Justice and Rule
Legend
Oof, you're disappointing me.
Aww, I'm sorry.
Hypotheticals are absolutely, and fundamentally, important whenever you're trying to come up with explicable rules/guidelines/or morals. Hypotheticals help flesh out whether or not an axiom is working the way that it is intended to work.
Yes, but you can also make them to absolutely fulfill your argument while not actually reflecting real life. I can make up a hypothetical about someone being offended by anything, but that doesn't mean that it is actually germane to our conversation.
If you can't actually come up with real-life examples and defend them, then I just don't see why we don't use them. If you want to faff around with useless imaginary situations instead of actually addressing the real-life situation, then I really don't care. Go create a thread of weird hypotheticals. We have plenty of real situations to draw from here.
So if I have a principle "It is wrong to cause unnecessary suffering" we can pose hypothetical situations to test whether or not this maxim will generate counter-interpretive examples. Remember, if I say all geese are white, you only need to find one black goose to break that claim/show that it's false.
If you know what causes something to have property X, (in this case, X = need to be censored/removed), then you should be able to formulate some kind of rule to expresses that.
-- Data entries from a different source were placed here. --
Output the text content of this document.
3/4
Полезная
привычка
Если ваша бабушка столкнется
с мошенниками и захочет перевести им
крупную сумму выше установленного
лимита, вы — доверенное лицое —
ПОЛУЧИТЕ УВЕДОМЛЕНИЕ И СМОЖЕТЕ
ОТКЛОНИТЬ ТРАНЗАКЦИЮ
If you can't do that, then it doesn't seem like you actually have a complete understanding of property X is or what causes it. Your mode of "I know it when I see it" is useless because it doesn't allow us to predict ahead of time what might have property X.
No, because these situations are specifically contextually based, hence why hypotheticals are not useful. You can make hypotheticals that contextualize around anything and everything, but we have actual situations we are talking about right now that we can actually look at. Trying to figure out a magical set of rules that applies to everything misses that what we are talking about are almost always extremely situational and will rely on the specifics to dictate the intensity of the solution.
So yeah, I just don't care about whatever situation you want to make up. We don't need to figure an extensive flow-chart to dictate our response. We can come up with it individually because each situation will be individual.
There could be many.
They are applied indiscriminately, you cannot tell whether an individual product with a disclaimer has problematic material or not. Orcs of Thar has the same disclaimer as books of maps such as The Forgotten Realms Atlas.
They are applied to only non-current edition products.
They are unnecessary added verbiage.
They don't do much that is actually useful.
It can be taken as empty posturing.
It can be taken as an empty whitewashing effort.
Boilerplate and omnipresent means invisible and useless.
The arguments can vary on whether the argument is about whether WotC should put them up, whether WotC as a private corporate actor can choose to put them up, or whether the argument is should disclaimers be universal.
Those aren't arguments against a disclaimer, those are arguments about doing disclaimers badly. Those are not the same.